Wer am Sonntag trinkt, bekommt Gonorrhoe, warnen die einen. Wer am Sonntag trinkt, ist ein Volksverräter, meinen die anderen.

Beide meinen dasselbe: In Britanniens keltischer Westprovinz Wales sollen die Kneipen an Sonntagen geschlossen bleiben. Beide -- walisische Abstinenzler und walisische Nationalisten, die für die Unabhängigkeit von London streiten -- wollen den Einfluß Englands in Wales so niedrig wie möglich halten. Diesen Mittwoch werden die Waliser über den sonntäglichen Kneipgang abstimmen.

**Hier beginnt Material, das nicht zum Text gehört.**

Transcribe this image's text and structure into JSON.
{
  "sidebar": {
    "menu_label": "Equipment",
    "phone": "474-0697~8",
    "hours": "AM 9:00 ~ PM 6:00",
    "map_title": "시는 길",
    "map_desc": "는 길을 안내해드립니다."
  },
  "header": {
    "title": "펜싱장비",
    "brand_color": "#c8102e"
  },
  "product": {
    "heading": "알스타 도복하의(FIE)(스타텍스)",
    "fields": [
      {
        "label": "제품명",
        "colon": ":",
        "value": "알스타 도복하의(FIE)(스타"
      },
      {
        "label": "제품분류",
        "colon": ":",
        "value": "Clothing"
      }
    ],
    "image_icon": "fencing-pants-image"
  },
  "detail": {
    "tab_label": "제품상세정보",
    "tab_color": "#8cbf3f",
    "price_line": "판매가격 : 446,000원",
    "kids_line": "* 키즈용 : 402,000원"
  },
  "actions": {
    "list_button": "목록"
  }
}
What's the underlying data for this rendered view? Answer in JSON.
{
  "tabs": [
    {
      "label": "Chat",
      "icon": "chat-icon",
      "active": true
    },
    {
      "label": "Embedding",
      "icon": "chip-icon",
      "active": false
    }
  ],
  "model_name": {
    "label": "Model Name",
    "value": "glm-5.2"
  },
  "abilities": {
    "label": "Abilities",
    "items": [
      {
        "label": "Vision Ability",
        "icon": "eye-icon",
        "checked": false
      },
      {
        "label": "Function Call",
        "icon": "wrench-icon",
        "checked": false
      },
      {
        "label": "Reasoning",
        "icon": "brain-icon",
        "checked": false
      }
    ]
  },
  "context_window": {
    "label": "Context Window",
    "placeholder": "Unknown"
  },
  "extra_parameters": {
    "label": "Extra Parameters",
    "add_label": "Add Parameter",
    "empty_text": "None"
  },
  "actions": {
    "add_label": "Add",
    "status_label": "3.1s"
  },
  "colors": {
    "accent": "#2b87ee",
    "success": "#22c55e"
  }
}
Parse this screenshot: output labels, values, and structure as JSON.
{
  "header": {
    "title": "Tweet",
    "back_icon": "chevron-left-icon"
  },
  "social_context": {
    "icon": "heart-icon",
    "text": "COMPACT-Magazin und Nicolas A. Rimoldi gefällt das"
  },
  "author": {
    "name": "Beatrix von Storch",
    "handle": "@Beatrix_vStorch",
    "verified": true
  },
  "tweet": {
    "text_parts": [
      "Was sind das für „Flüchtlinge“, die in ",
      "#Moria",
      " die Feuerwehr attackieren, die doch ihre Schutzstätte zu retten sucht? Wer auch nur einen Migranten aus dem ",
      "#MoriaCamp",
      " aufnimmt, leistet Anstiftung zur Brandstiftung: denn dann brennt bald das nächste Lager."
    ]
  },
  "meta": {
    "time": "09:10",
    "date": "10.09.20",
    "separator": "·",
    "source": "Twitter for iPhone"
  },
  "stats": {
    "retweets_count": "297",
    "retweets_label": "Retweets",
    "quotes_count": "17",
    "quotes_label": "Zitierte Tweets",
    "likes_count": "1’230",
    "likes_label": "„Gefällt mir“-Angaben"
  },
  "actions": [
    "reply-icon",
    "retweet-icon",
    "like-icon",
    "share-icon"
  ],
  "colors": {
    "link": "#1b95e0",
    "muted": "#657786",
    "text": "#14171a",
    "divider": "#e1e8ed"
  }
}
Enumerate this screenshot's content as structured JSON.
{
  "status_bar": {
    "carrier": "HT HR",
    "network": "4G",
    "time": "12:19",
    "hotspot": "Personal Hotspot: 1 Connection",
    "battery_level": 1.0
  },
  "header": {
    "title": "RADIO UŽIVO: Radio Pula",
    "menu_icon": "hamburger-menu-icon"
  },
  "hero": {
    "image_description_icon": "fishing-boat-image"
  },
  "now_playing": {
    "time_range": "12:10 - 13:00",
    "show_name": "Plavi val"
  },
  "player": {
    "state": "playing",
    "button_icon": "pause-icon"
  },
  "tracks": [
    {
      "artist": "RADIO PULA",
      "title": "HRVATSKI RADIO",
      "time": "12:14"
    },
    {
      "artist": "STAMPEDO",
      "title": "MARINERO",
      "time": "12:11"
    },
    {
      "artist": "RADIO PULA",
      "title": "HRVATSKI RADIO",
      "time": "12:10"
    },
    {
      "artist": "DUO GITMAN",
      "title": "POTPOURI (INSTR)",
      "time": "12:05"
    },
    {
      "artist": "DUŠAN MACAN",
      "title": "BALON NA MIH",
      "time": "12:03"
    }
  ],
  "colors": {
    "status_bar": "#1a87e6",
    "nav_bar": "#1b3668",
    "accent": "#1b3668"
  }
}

Schon einmal war er Anlaß für ein Referendum gewesen: 1961 entschieden sich acht der dreizehn walisischen Grafschaften für sonntags nie. Vier Grafschaften im industriereichen Süden und Flintshire im Norden stimmten für den Sonntag der offenen Tür.

Seitdem sitzen dort die Stammkunden auch am siebenten Wochentag im Stammlokal. Anders im Norden: John Barber, Kneipier im trockenen Montgomeryshire, klagte: »Sonntags kann ich 20 meiner Dauergäste für einen Drink nach England gehen sehen.« Andere Waliser überwinden die Durststrecke am Sonntag, indem sie statt in die Pubs, die Public-Houses, in die rund 1500 privaten Klubs gehen.

Die Trinkfreunde haben sich im »Seven Day Opening Council« organisiert. Sie werden von Englands Bierbrauern unterstützt. Die Trinkgegner appellieren an das Nationalgefühl der Waliser. Danach gereiche Wales alles Englische zum Schaden -- auch die sonntags geöffneten Pubs.

»Wo die keltische Sprache noch vor Englisch rangiert, wird der Sonntag weiter trocken bleiben«, tröstete ein Waliser seine konservativen Landsleute. Allerdings -- Keltisch sprechen von den 2,6 Millionen Walisern nur noch 650 000.